What is an issue of using different classes for vector search scoping?

Hi, I’m referring this blog: Multi-Tenancy Vector Search with millions of tenants | Weaviate - vector database

The blog says that it becomes very difficult to run more than 5~10,000 tenants if you differentiate tenants with classes. This sounds like to me that it is difficult to have more than that number of classes in Weaviate. But as far as I searched, Weaviate doesn’t have an explicit limitation except vector dimension, as long as HW resources permit. Can somebody elaborate?

Actually, I am thinking about how we can organize different service user data so that they are isolated vector search. (please note that I am NOT talking about Weaviate’s tenant by service user, but it is the user of an application stores user data in Weaviate).

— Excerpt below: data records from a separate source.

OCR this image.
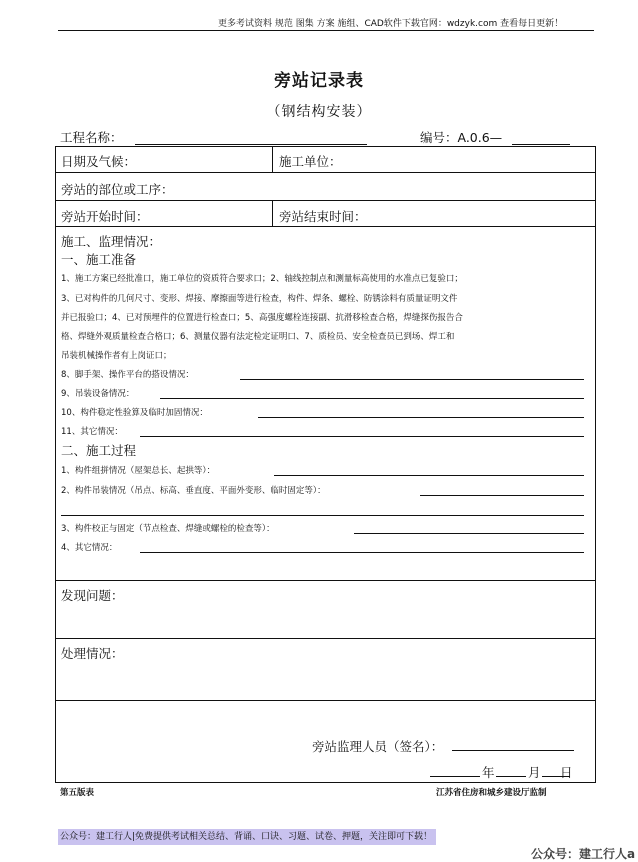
更多考试资料 规范 图集 方案 施组、CAD软件下载官网：wdzyk.com 查看每日更新！
旁站记录表
（钢结构安装）
工程名称：	编号：A.0.6—
日期及气候：	施工单位：
旁站的部位或工序：
旁站开始时间：	旁站结束时间：
施工、监理情况：
一、施工准备
1、施工方案已经批准口，施工单位的资质符合要求口；2、轴线控制点和测量标高使用的水准点已复验口；
3、已对构件的几何尺寸、变形、焊接、摩擦面等进行检查，构件、焊条、螺栓、防锈涂料有质量证明文件
并已报验口；4、已对预埋件的位置进行检查口；5、高强度螺栓连接副、抗滑移检查合格，焊缝探伤报告合
格、焊缝外观质量检查合格口；6、测量仪器有法定检定证明口、7、质检员、安全检查员已到场、焊工和
吊装机械操作者有上岗证口；
8、脚手架、操作平台的搭设情况：
9、吊装设备情况：
10、构件稳定性验算及临时加固情况：
11、其它情况：
二、施工过程
1、构件组拼情况（屋架总长、起拱等）：
2、构件吊装情况（吊点、标高、垂直度、平面外变形、临时固定等）：
3、构件校正与固定（节点检查、焊缝或螺栓的检查等）：
4、其它情况：
发现问题：
处理情况：
旁站监理人员（签名）：
年	月 日
第五版表	江苏省住房和城乡建设厅监制
公众号：建工行人|免费提供考试相关总结、背诵、口诀、习题、试卷、押题，关注即可下载！
公众号：建工行人a
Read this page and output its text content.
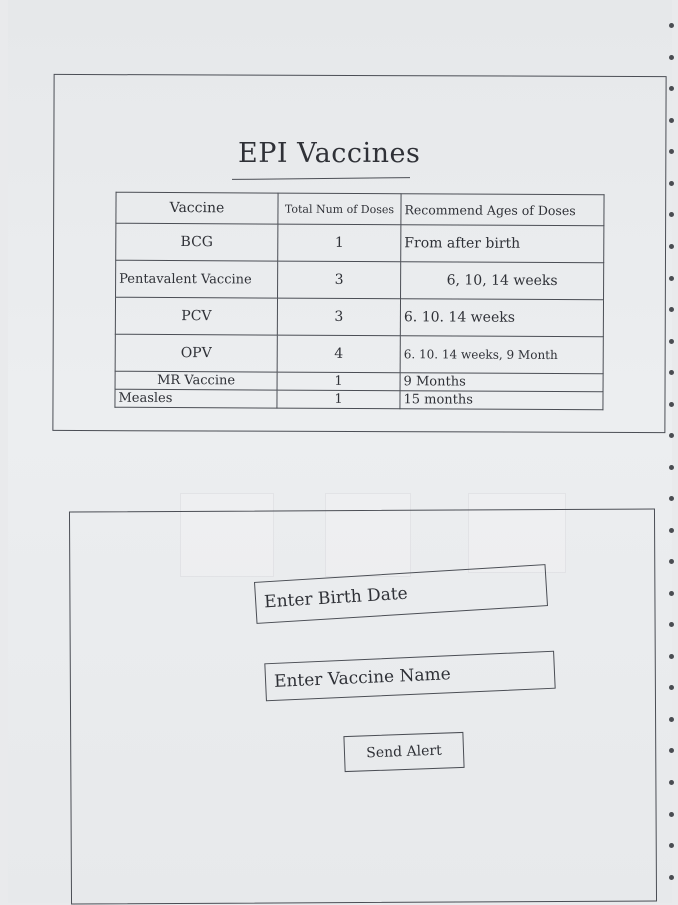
EPI Vaccines
Vaccine	Total Num of Doses	Recommend Ages of Doses
BCG	1	From after birth
Pentavalent Vaccine	3	6, 10, 14 weeks
PCV	3	6. 10. 14 weeks
OPV	4	6. 10. 14 weeks, 9 Month
MR Vaccine	1	9 Months
Measles	1	15 months
Enter Birth Date
Enter Vaccine Name
Send Alert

I thought that we may assign different class to service users but ran into that blog post.

Hi @roengram !

I believe the main concern here is around scalability and data management. if you go with the one client per class approach (not recommended), and get into thousands os clients/classes, for example, your shards will not be separated properly per client, so deleting one clients data that requires a lot of operations (a big deletion, or a big data import), can have a direct effect in other clients.

On the other hand, separating the clients per tenant, allows Weaviate to better handle does operations. Also you get the benefit to put the tenant to a cold status, and save resources for the disabled tenants

let me know if that helps :slight_smile:

Hi, Thank for your reply! It definitely helps!

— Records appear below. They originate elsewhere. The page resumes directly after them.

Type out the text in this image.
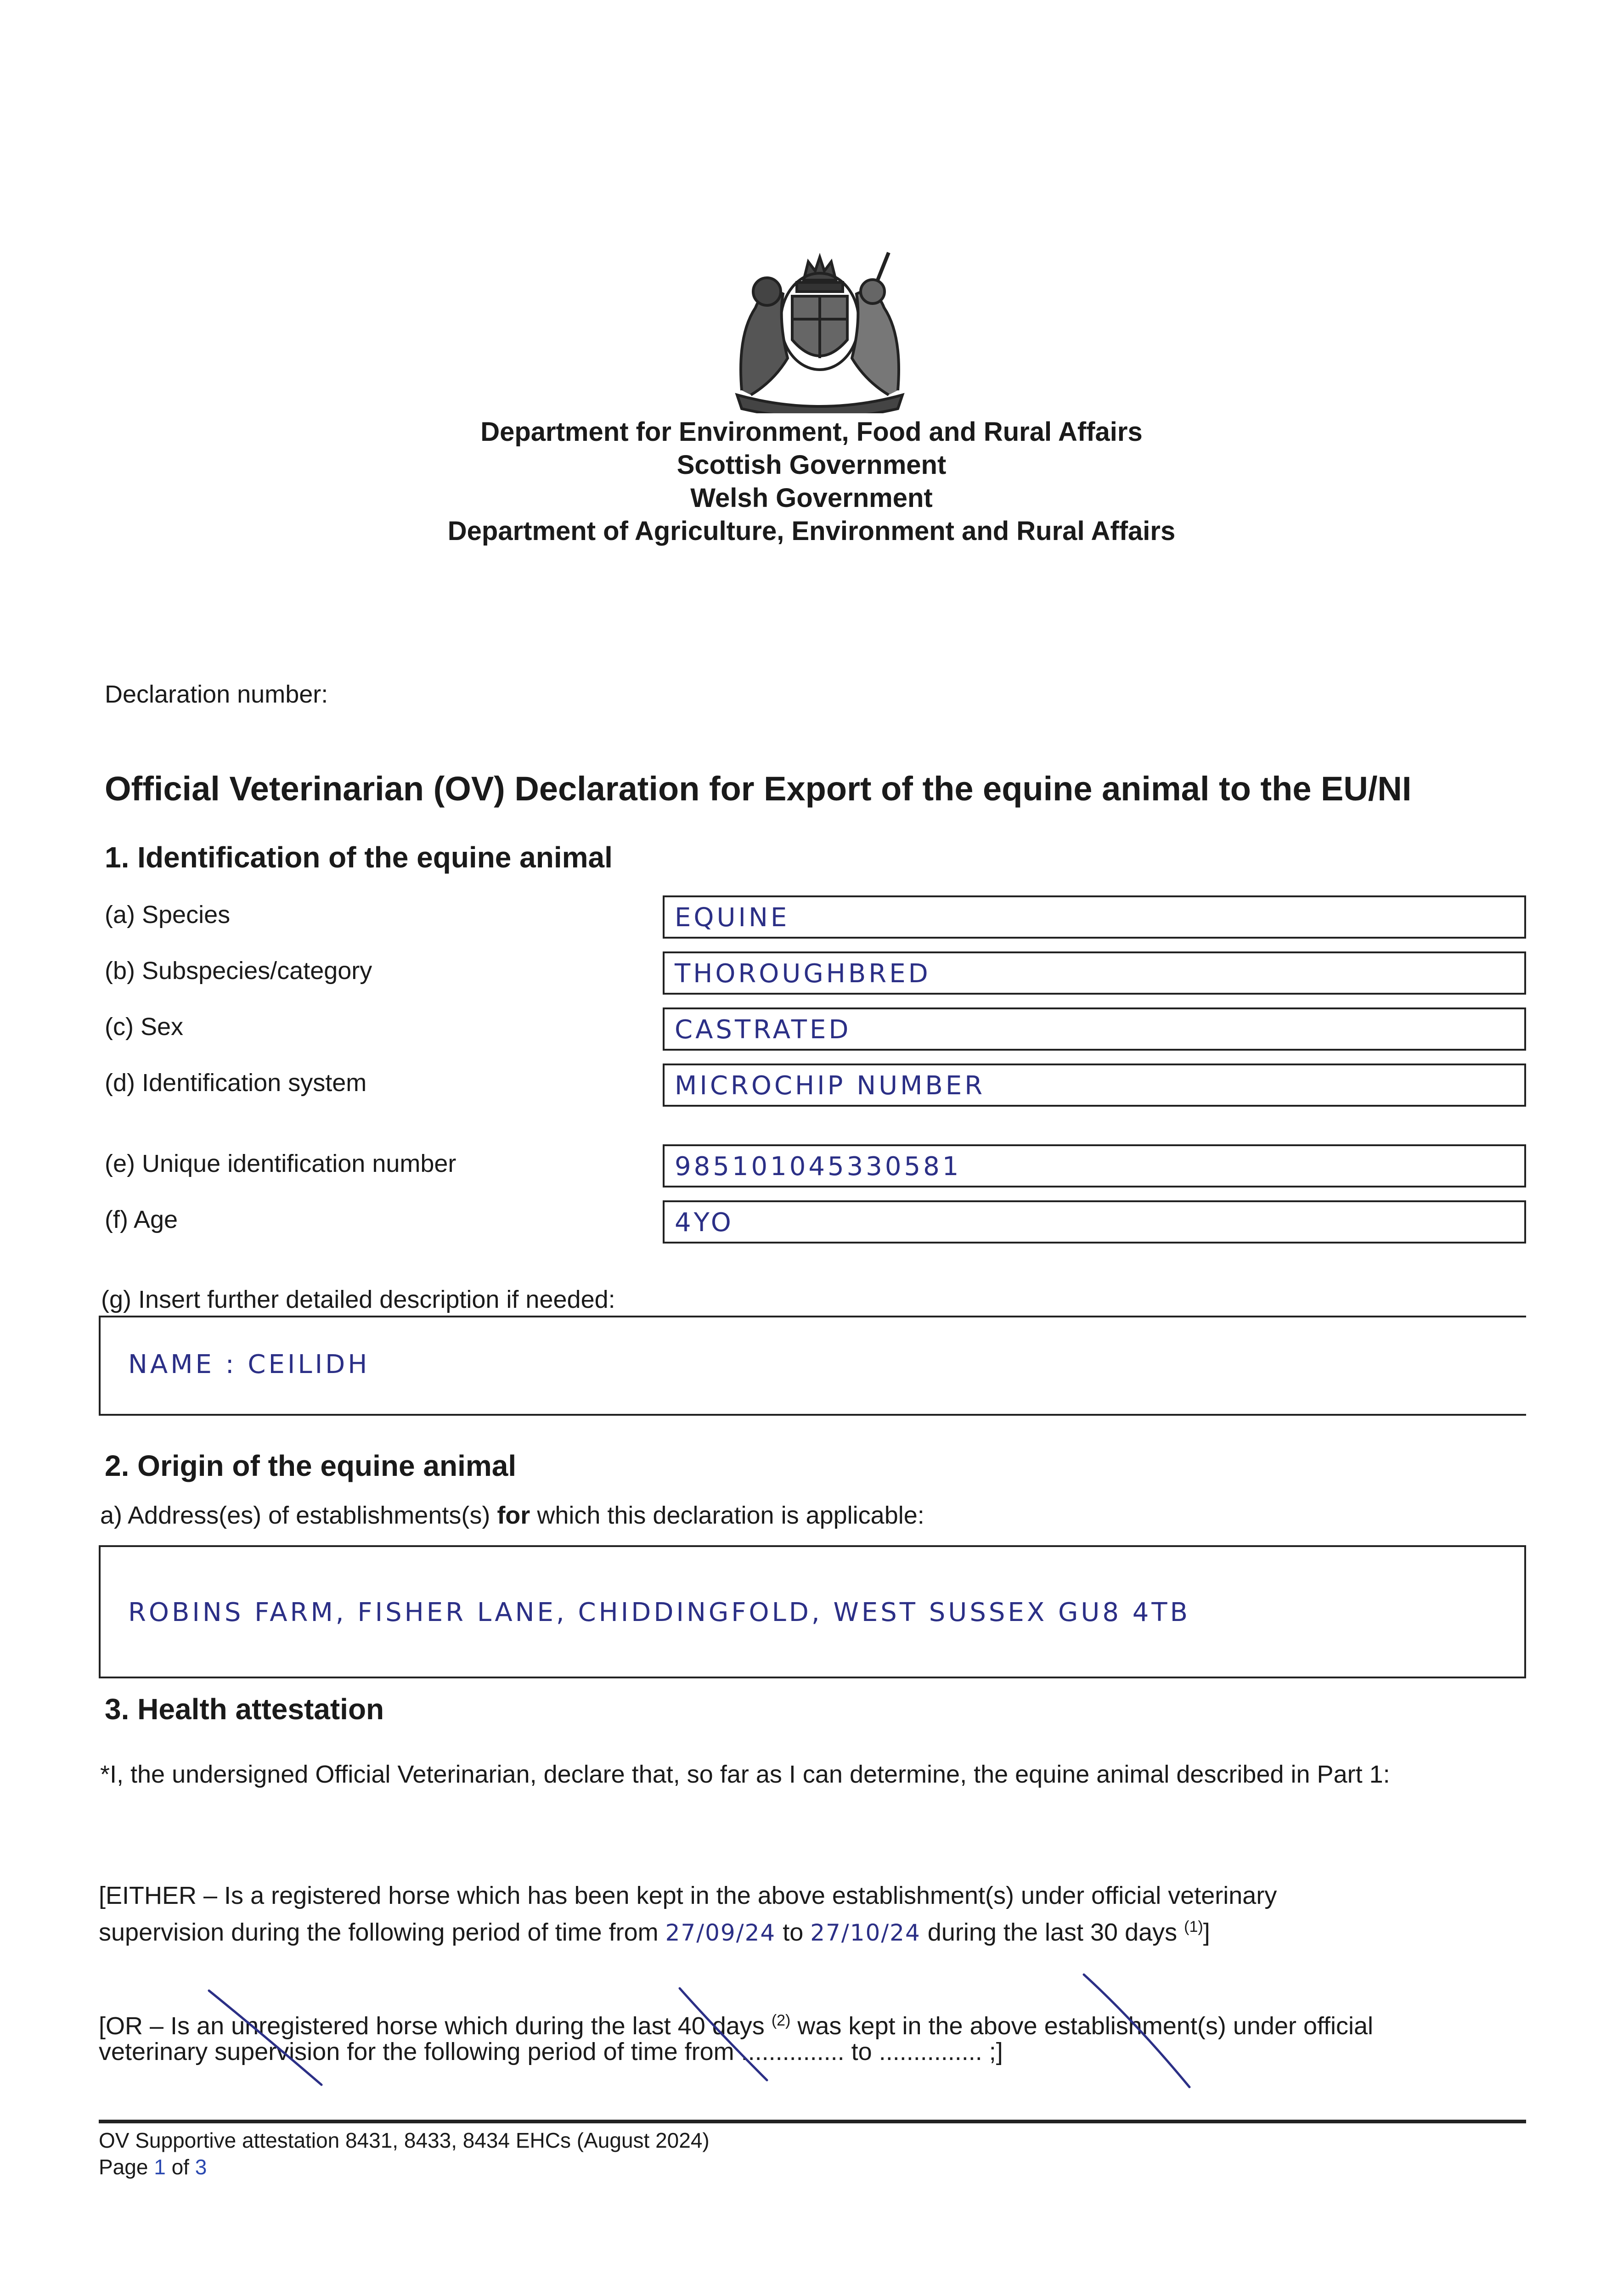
Department for Environment, Food and Rural Affairs
Scottish Government
Welsh Government
Department of Agriculture, Environment and Rural Affairs
Declaration number:
Official Veterinarian (OV) Declaration for Export of the equine animal to the EU/NI
1. Identification of the equine animal
(a) Species	EQUINE
(b) Subspecies/category	THOROUGHBRED
(c) Sex	CASTRATED
(d) Identification system	MICROCHIP NUMBER
(e) Unique identification number	985101045330581
(f) Age	4YO
(g) Insert further detailed description if needed:
NAME : CEILIDH
2. Origin of the equine animal
a) Address(es) of establishments(s) for which this declaration is applicable:
ROBINS FARM, FISHER LANE, CHIDDINGFOLD, WEST SUSSEX GU8 4TB
3. Health attestation
*I, the undersigned Official Veterinarian, declare that, so far as I can determine, the equine animal described in Part 1:
[EITHER – Is a registered horse which has been kept in the above establishment(s) under official veterinary
supervision during the following period of time from 27/09/24 to 27/10/24 during the last 30 days $^{(1)}$]
[OR – Is an unregistered horse which during the last 40 days $^{(2)}$ was kept in the above establishment(s) under official
veterinary supervision for the following period of time from ............... to ............... ;]
OV Supportive attestation 8431, 8433, 8434 EHCs (August 2024)
Page 1 of 3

So it seems that a shard can contain multiple classes’ objects. I thought a shard contains only the objects from a single class. And from your reply and this document, I understand that a shard contains only the objects owned by a single tenant. Please correct me if I’m wrong.

The document also says a node can support 50,000+ active shards, so 1M active tenants with 20 nodes. I guess the assumtion is one shard per tenant. And the number 50,000+ seems to come from the number of available file descriptors in a node. Is this correct? And if so, would it be correct if I think the number of file descriptors is the actual limit factor for the number of tenants and active shards?